Difficulties in Determining Vintage Colors
There are countless histories and photos available of early-day trolleys, but for the modeler they all lack one thing - color. We didn't have significant color photography until Kodachrome was introduced in 1935. For scenes before that time we have to rely on other means, often the work of artists. Color postcards were just that - black and white photos hand-colored by artists and then printed en masse. The difficulty here is that the artist wasn't the photographer and only knew what colors he/she was asked to use. Lacking any specific information, the artist provided his/her own colors. To illustrate my skepticism regarding postcards, here is a well known card of New York's hobble skirt cars (aka stepless cars) running on Boadway.
 Postcard showing New York Railways stepless cars in Third Avenue Railway's yellow and red colors.

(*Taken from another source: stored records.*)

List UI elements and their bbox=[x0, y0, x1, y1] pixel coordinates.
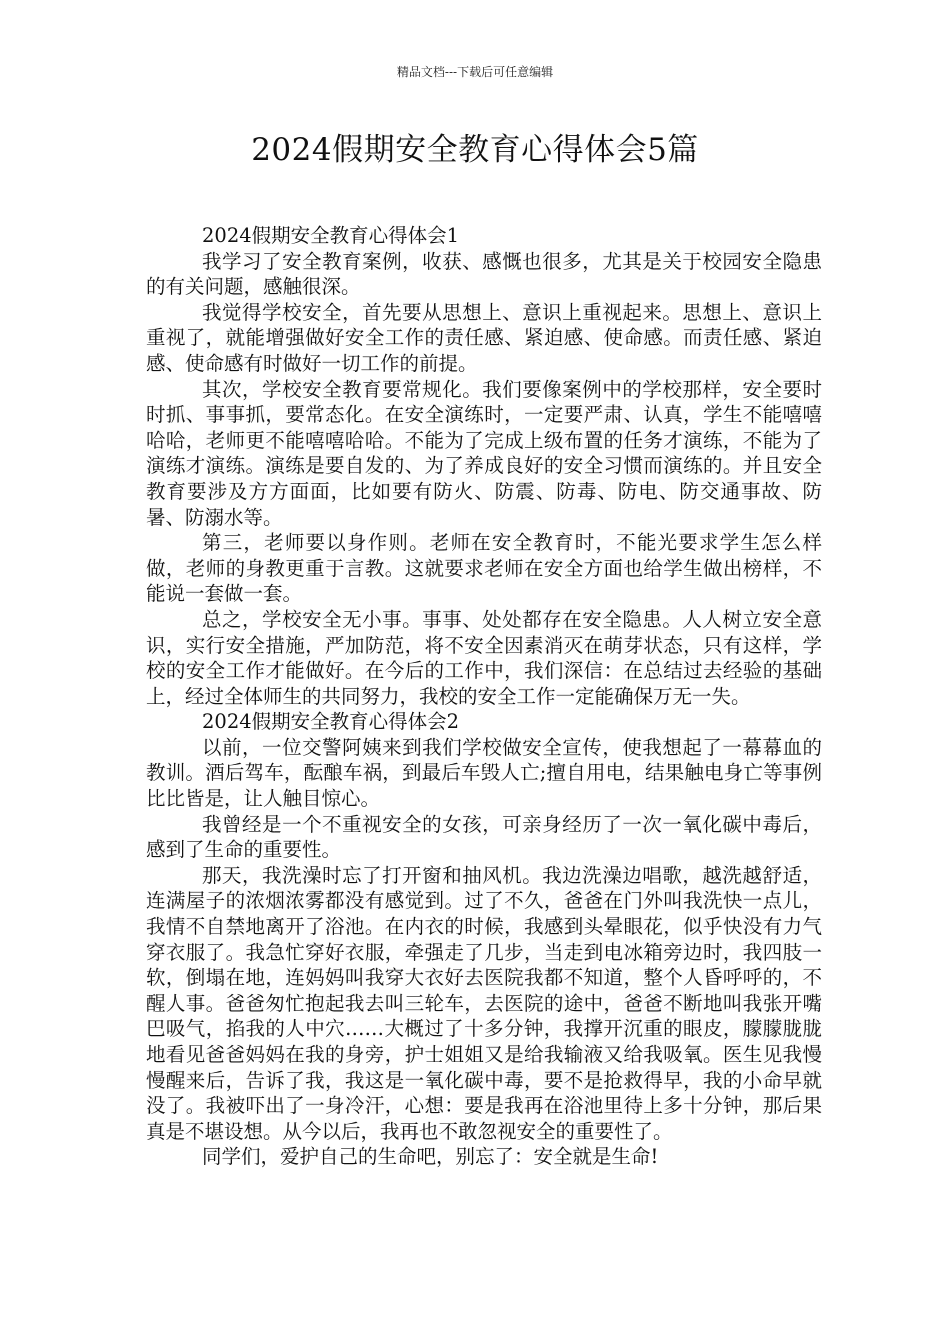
section-heading-1: 2024假期安全教育心得体会1 bbox=[202, 224, 460, 247]
paragraph: 第三，老师要以身作则。老师在安全教育时，不能光要求学生怎么样做，老师的身教更重于言教。这就要求老师在安全方面也给学生做出榜样，不能说一套做一套。 bbox=[146, 531, 822, 606]
paragraph: 我曾经是一个不重视安全的女孩，可亲身经历了一次一氧化碳中毒后，感到了生命的重要性。 bbox=[146, 812, 822, 862]
document-body bbox=[146, 223, 822, 1170]
document-title: 2024假期安全教育心得体会5篇 bbox=[251, 132, 699, 168]
paragraph: 那天，我洗澡时忘了打开窗和抽风机。我边洗澡边唱歌，越洗越舒适，连满屋子的浓烟浓雾都没有感觉到。过了不久，爸爸在门外叫我洗快一点儿，我情不自禁地离开了浴池。在内衣的时候，我感到头晕眼花，似乎快没有力气穿衣服了。我急忙穿好衣服，牵强走了几步，当走到电冰箱旁边时，我四肢一软，倒塌在地，连妈妈叫我穿大衣好去医院我都不知道，整个人昏呼呼的，不醒人事。爸爸匆忙抱起我去叫三轮车，去医院的途中，爸爸不断地叫我张开嘴巴吸气，掐我的人中穴……大概过了十多分钟，我撑开沉重的眼皮，朦朦胧胧地看见爸爸妈妈在我的身旁，护士姐姐又是给我输液又给我吸氧。医生见我慢慢醒来后，告诉了我，我这是一氧化碳中毒，要不是抢救得早，我的小命早就没了。我被吓出了一身冷汗，心想：要是我再在浴池里待上多十分钟，那后果真是不堪设想。从今以后，我再也不敢忽视安全的重要性了。 bbox=[146, 863, 822, 1143]
paragraph: 以前，一位交警阿姨来到我们学校做安全宣传，使我想起了一幕幕血的教训。酒后驾车，酝酿车祸，到最后车毁人亡;擅自用电，结果触电身亡等事例比比皆是，让人触目惊心。 bbox=[146, 735, 822, 811]
paragraph: 其次，学校安全教育要常规化。我们要像案例中的学校那样，安全要时时抓、事事抓，要常态化。在安全演练时，一定要严肃、认真，学生不能嘻嘻哈哈，老师更不能嘻嘻哈哈。不能为了完成上级布置的任务才演练，不能为了演练才演练。演练是要自发的、为了养成良好的安全习惯而演练的。并且安全教育要涉及方方面面，比如要有防火、防震、防毒、防电、防交通事故、防暑、防溺水等。 bbox=[146, 377, 822, 529]
paragraph: 总之，学校安全无小事。事事、处处都存在安全隐患。人人树立安全意识，实行安全措施，严加防范，将不安全因素消灭在萌芽状态，只有这样，学校的安全工作才能做好。在今后的工作中，我们深信：在总结过去经验的基础上，经过全体师生的共同努力，我校的安全工作一定能确保万无一失。 bbox=[146, 607, 822, 708]
section-heading-2: 2024假期安全教育心得体会2 bbox=[202, 710, 460, 734]
paragraph: 我觉得学校安全，首先要从思想上、意识上重视起来。思想上、意识上重视了，就能增强做好安全工作的责任感、紧迫感、使命感。而责任感、紧迫感、使命感有时做好一切工作的前提。 bbox=[146, 300, 822, 375]
paragraph: 同学们，爱护自己的生命吧，别忘了：安全就是生命! bbox=[202, 1145, 659, 1169]
header-note: 精品文档---下载后可任意编辑 bbox=[396, 65, 554, 79]
paragraph: 我学习了安全教育案例，收获、感慨也很多，尤其是关于校园安全隐患的有关问题，感触很深。 bbox=[146, 249, 822, 299]
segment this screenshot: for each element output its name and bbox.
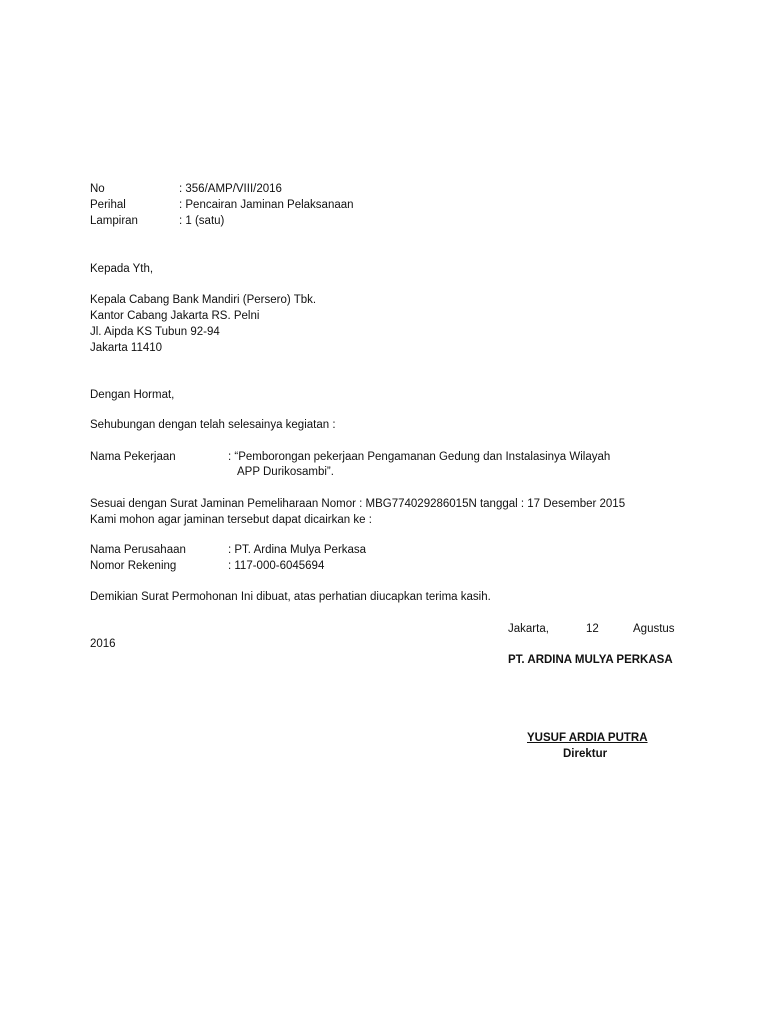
account-value: : 117-000-6045694 [228, 560, 325, 572]
addressee-greeting: Kepada Yth, [90, 263, 154, 275]
job-value-continued: APP Durikosambi”. [237, 466, 334, 478]
subject-value: : Pencairan Jaminan Pelaksanaan [179, 199, 354, 211]
intro-text: Sehubungan dengan telah selesainya kegiatan : [90, 419, 336, 431]
addressee-line: Kepala Cabang Bank Mandiri (Persero) Tbk. [90, 294, 317, 306]
signature-company: PT. ARDINA MULYA PERKASA [508, 654, 673, 666]
date-year: 2016 [90, 638, 116, 650]
signatory-name: YUSUF ARDIA PUTRA [527, 732, 648, 744]
request-text: Kami mohon agar jaminan tersebut dapat dicairkan ke : [90, 514, 372, 526]
date-day: 12 [586, 623, 599, 635]
company-label: Nama Perusahaan [90, 544, 186, 556]
job-label: Nama Pekerjaan [90, 451, 176, 463]
addressee-line: Kantor Cabang Jakarta RS. Pelni [90, 310, 260, 322]
subject-label: Perihal [90, 199, 126, 211]
attachment-value: : 1 (satu) [179, 215, 225, 227]
attachment-label: Lampiran [90, 215, 138, 227]
date-city: Jakarta, [508, 623, 549, 635]
addressee-line: Jl. Aipda KS Tubun 92-94 [90, 326, 220, 338]
addressee-line: Jakarta 11410 [90, 342, 163, 354]
date-month: Agustus [633, 623, 675, 635]
signatory-title: Direktur [563, 748, 608, 760]
letter-number-label: No [90, 183, 105, 195]
closing-text: Demikian Surat Permohonan Ini dibuat, atas perhatian diucapkan terima kasih. [90, 591, 491, 603]
guarantee-text: Sesuai dengan Surat Jaminan Pemeliharaan Nomor : MBG774029286015N tanggal : 17 Desember 2015 [90, 498, 626, 510]
letter-number-value: : 356/AMP/VIII/2016 [179, 183, 282, 195]
account-label: Nomor Rekening [90, 560, 177, 572]
company-value: : PT. Ardina Mulya Perkasa [228, 544, 367, 556]
salutation: Dengan Hormat, [90, 389, 175, 401]
job-value: : “Pemborongan pekerjaan Pengamanan Gedung dan Instalasinya Wilayah [228, 451, 611, 463]
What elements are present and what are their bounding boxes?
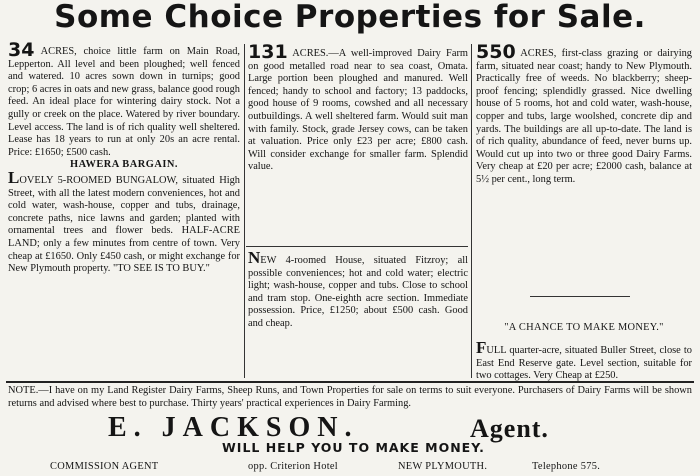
section-rule <box>246 246 468 247</box>
drop-cap: F <box>476 338 487 357</box>
listing-text: ULL quarter-acre, situated Buller Street, close to East End Reserve gate. Level section, suitable for two cottages. Very Cheap at £250. <box>476 345 692 382</box>
section-subhead: "A CHANCE TO MAKE MONEY." <box>504 322 664 333</box>
note-paragraph: NOTE.—I have on my Land Register Dairy Farms, Sheep Runs, and Town Properties for sale on terms to suit everyone. Purchasers of Dairy Farms will be shown returns and advised where best to purchase. Thirty years' practical experiences in Dairy Farming. <box>8 385 692 409</box>
agent-name: E. JACKSON. <box>108 412 359 443</box>
agent-title: Agent. <box>470 414 549 443</box>
agent-tagline: WILL HELP YOU TO MAKE MONEY. <box>222 440 485 455</box>
listing-lead-number: 550 <box>476 41 516 63</box>
listing-text: EW 4-roomed House, situated Fitzroy; all possible conveniences; hot and cold water; electric light; wash-house, copper and tubs. Close to school and tram stop. One-eighth acre section. Immediate possession. Price, £1250; about £500 cash. Good and cheap. <box>248 255 468 329</box>
listing-550-acres <box>476 41 692 187</box>
footer-rule <box>6 381 694 383</box>
footer-phone: Telephone 575. <box>532 461 601 472</box>
column-3-lower <box>476 338 692 383</box>
footer-town: NEW PLYMOUTH. <box>398 461 488 472</box>
column-2 <box>248 41 468 174</box>
listing-34-acres <box>8 39 240 159</box>
listing-quarter-acre <box>476 338 692 383</box>
listing-bungalow <box>8 167 240 276</box>
listing-lead-number: 131 <box>248 41 288 63</box>
footer-role: COMMISSION AGENT <box>50 461 159 472</box>
section-rule <box>530 296 630 297</box>
section-subhead: HAWERA BARGAIN. <box>70 159 178 171</box>
column-2-lower <box>248 248 468 331</box>
listing-text: ACRES, choice little farm on Main Road, Lepperton. All level and been ploughed; well fenced and watered. 10 acres sown down in turnips; good crop; 6 acres in oats and new grass, balance good rough feed. An ideal place for wintering dairy stock. Not a gully or creek on the place. Watered by river boundary. Level access. The land is of rich quality well sheltered. Lease has 18 years to run at only 20s an acre rental. Price: £1650; £500 cash. <box>8 46 240 158</box>
listing-text: OVELY 5-ROOMED BUNGALOW, situated High Street, with all the latest modern conveniences, hot and cold water, wash-house, copper and tubs, drainage, concrete paths, nice lawns and garden; planted with ornamental trees and flower beds. HALF-ACRE LAND; only a few minutes from centre of town. Very cheap at £1650. Only £450 cash, or might exchange for New Plymouth property. "TO SEE IS TO BUY." <box>8 174 240 275</box>
footer-address: opp. Criterion Hotel <box>248 461 338 472</box>
listing-131-acres <box>248 41 468 174</box>
page-title: Some Choice Properties for Sale. <box>54 0 646 35</box>
listing-lead-number: 34 <box>8 39 35 61</box>
drop-cap: L <box>8 167 20 187</box>
column-divider <box>244 44 245 378</box>
column-3 <box>476 41 692 187</box>
column-divider <box>471 44 472 378</box>
listing-text: ACRES.—A well-improved Dairy Farm on good metalled road near to sea coast, Omata. Large portion been ploughed and manured. Well fenced; handy to school and factory; 13 paddocks, good house of 9 rooms, cowshed and all necessary outbuildings. A well sheltered farm. Would suit man with family. Stock, grade Jersey cows, can be taken at valuation. Price only £23 per acre; £800 cash. Will consider exchange for smaller farm. Splendid value. <box>248 48 468 173</box>
listing-text: ACRES, first-class grazing or dairying farm, situated near coast; handy to New Plymouth. Practically free of weeds. No blackberry; sheep-proof fencing; splendidly grassed. Nice dwelling house of 5 rooms, hot and cold water, wash-house, copper and tubs, large woolshed, concrete dip and yards. The buildings are all up-to-date. The land is of rich quality, abundance of feed, never burns up. Would cut up into two or three good Dairy Farms. Very cheap at £20 per acre; £2000 cash, balance at 5½ per cent., long term. <box>476 48 692 185</box>
column-1 <box>8 39 240 276</box>
listing-house-fitzroy <box>248 248 468 331</box>
drop-cap: N <box>248 248 261 267</box>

The cars, which were the creation of Frank Hedley and J.S. Doyle of New York Railways, previously the Metropolitan Street Railway and later known as the Green Line, are colored red and yellow, the colors of rival Third Avenue Railway. I believe the proper colors for the stepless cars were green and white (prototype #5000) or green and cream (cars in service). I know street railways changed colors now and then and that sometimes they were inconsistent in the coloring from one car to another, but to be known as the Green Line and to paint your cars in your rival's red and yellow livery seems implausible in the extreme.
 Black and white builder's photo of prototype stepless car #5000. Colors are probably green and white.
 Postcard view of prototype double decker stepless car #6000. Car is colored green and white - correct in my estimation
My guess is the artist for the hobble skirt card used the yellow and red colors from this next postcard illustrating the New York Public Library at the corner of Fifth Avenue and 42nd Street. These colors are correct since the cars operating on 42nd Street were Third Avenue Railway cars.
 Postcard view of New York Public Library at Fifth Avenue and 42nd Street. Cars shown belong to Third Avenue Railway, and are correctly shown in yellow and red.